Todos los que les conocían recibieron un correo. Todos salvo sus hijos.

– ¿Qué podíamos decirles? Conocían la situación. Sabíamos que iba a ser un golpe duro para ellos, pero habían hecho su vida sin consultarnos, entonces nos pareció que teníamos el derecho de elegir nuestra muerte. Nos dijimos que por lo menos los molestaríamos sólo una vez, pensábamos que entenderían. Pero lo tomaron muy mal. Me reprocharon no haberlos consultado.

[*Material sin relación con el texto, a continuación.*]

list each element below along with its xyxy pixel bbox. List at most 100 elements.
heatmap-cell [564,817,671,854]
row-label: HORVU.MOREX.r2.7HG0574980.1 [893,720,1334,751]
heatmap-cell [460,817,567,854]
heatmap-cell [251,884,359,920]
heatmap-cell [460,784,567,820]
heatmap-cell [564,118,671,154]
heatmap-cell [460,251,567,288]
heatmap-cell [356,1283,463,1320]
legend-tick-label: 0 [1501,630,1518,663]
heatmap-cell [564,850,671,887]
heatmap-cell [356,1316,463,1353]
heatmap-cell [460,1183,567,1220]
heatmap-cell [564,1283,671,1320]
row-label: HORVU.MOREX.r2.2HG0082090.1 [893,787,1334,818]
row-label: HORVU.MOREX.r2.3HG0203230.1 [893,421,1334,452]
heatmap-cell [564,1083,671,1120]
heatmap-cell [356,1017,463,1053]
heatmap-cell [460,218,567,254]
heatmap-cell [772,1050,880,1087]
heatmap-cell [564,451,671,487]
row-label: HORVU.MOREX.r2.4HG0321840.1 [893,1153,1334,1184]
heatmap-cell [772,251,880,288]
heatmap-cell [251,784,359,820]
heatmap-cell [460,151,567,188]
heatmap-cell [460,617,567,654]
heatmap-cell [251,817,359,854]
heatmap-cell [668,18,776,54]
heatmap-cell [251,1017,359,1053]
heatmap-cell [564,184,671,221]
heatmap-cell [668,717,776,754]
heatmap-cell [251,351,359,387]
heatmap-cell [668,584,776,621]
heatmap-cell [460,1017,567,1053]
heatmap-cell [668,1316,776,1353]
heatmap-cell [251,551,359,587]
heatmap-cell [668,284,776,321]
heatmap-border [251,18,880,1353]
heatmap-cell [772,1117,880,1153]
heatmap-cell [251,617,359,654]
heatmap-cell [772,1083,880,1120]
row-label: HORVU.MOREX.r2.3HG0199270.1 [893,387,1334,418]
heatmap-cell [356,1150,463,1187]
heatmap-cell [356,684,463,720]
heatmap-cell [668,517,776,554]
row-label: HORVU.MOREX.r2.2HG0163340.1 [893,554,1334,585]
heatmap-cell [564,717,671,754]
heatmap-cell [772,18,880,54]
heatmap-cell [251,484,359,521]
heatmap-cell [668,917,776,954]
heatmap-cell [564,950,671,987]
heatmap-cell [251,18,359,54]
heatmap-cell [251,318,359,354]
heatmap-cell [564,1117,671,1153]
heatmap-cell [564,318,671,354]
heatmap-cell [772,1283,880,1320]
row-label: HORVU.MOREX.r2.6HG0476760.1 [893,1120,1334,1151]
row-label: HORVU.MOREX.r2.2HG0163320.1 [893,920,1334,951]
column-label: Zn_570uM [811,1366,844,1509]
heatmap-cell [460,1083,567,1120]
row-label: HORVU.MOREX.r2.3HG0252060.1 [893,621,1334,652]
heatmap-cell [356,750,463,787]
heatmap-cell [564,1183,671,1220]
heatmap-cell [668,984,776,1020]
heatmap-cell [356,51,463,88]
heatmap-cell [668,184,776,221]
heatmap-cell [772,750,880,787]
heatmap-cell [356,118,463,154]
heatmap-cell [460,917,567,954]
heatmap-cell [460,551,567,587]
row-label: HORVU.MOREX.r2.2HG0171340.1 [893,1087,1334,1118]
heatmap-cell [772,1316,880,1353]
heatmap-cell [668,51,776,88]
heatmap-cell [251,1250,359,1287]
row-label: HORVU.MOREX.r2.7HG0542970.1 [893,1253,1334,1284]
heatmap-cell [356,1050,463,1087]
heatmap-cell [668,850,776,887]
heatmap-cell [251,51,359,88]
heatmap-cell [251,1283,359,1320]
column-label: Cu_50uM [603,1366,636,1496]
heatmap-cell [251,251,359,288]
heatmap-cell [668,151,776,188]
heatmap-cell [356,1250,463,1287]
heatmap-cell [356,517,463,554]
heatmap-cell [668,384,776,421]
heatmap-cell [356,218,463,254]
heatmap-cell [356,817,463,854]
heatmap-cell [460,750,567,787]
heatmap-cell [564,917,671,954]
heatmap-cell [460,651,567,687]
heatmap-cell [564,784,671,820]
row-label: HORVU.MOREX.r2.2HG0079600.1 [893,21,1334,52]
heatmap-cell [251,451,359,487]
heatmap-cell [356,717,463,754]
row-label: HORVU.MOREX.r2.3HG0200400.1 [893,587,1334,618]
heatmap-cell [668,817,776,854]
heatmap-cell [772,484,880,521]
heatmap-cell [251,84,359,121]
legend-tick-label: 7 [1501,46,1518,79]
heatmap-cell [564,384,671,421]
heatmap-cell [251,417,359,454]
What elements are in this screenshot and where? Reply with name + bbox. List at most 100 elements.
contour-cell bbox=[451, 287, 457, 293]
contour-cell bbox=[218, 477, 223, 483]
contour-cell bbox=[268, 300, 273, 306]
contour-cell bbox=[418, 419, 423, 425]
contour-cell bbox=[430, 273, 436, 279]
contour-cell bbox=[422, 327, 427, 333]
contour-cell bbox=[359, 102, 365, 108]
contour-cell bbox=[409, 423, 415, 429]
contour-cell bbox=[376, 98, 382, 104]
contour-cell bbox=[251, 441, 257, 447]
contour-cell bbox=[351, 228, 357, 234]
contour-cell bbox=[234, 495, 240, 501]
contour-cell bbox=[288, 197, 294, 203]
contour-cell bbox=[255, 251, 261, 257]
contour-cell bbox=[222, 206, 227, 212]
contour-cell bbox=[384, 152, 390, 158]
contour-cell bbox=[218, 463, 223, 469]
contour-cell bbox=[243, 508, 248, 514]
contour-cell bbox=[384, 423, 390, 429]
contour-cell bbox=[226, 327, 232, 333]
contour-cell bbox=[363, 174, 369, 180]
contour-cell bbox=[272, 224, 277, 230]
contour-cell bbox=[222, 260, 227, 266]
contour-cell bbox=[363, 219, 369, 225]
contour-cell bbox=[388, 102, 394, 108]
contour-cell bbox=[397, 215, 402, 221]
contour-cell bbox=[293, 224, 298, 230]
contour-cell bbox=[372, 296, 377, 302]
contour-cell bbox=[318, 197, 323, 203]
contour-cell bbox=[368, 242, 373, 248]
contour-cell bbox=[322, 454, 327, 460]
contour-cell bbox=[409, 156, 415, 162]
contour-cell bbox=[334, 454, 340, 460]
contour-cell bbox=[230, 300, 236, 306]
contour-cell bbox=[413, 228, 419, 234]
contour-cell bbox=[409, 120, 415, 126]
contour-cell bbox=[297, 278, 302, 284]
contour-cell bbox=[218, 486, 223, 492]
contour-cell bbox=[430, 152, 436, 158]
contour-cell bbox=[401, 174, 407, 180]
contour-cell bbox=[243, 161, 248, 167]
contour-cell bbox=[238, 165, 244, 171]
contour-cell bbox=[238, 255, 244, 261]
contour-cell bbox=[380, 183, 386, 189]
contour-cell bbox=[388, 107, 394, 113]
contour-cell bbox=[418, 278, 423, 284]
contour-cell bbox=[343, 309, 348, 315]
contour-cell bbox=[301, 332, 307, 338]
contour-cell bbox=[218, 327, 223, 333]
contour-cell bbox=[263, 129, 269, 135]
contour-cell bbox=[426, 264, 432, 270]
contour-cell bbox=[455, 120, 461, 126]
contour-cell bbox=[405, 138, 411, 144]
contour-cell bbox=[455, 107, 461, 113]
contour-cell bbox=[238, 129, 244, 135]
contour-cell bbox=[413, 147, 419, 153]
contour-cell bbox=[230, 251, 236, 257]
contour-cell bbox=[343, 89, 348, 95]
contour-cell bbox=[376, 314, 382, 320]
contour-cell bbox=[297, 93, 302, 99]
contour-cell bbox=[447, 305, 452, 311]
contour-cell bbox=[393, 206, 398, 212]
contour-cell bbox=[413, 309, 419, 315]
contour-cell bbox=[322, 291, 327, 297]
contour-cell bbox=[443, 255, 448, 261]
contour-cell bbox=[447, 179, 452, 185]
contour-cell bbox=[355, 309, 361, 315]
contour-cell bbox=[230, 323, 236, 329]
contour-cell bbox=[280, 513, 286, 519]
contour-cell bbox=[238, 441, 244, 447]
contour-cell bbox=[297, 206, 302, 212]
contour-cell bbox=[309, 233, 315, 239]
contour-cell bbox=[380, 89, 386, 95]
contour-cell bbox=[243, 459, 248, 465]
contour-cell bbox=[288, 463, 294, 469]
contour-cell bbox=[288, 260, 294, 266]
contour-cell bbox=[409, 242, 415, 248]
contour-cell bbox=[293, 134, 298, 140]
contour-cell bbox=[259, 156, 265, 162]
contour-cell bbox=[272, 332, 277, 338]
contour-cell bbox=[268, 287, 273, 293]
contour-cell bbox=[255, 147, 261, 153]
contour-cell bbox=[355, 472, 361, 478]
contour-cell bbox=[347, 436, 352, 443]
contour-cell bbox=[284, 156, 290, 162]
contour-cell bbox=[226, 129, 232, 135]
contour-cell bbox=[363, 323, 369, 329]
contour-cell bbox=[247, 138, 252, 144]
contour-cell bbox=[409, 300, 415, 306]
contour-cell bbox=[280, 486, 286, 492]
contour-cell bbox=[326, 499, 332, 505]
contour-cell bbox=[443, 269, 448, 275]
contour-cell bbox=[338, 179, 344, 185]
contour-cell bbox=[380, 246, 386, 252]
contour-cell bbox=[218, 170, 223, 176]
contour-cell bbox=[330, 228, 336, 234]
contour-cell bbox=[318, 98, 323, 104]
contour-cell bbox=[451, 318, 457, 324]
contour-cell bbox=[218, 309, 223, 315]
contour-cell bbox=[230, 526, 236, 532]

El suplemento de la edición dominical del Día de Reyes del periódico El Adelantado de Segovia abrió con un titular a doble página:  CLARA MONTES SE ARREPIENTE “Ya no quiero suicidarme, me ponen nerviosa los psiquiatras que se pegan a mí. No los necesito. Sólo confío en el doctor Andrade, mi médico de toda la vida. Desde que me he vuelto un suceso he recibido un montón de cartas muy amables, de mi familia, de amigos, de conocidos, de compañeros de promoción y antiguos alumnos. Me he dicho: no les puedes hacer eso. Era más querida de lo que creía. Sobre todo, pensaba que sin Ulises estaría sola pero no lo estoy. No me siento viuda para nada. Sigue estando conmigo.”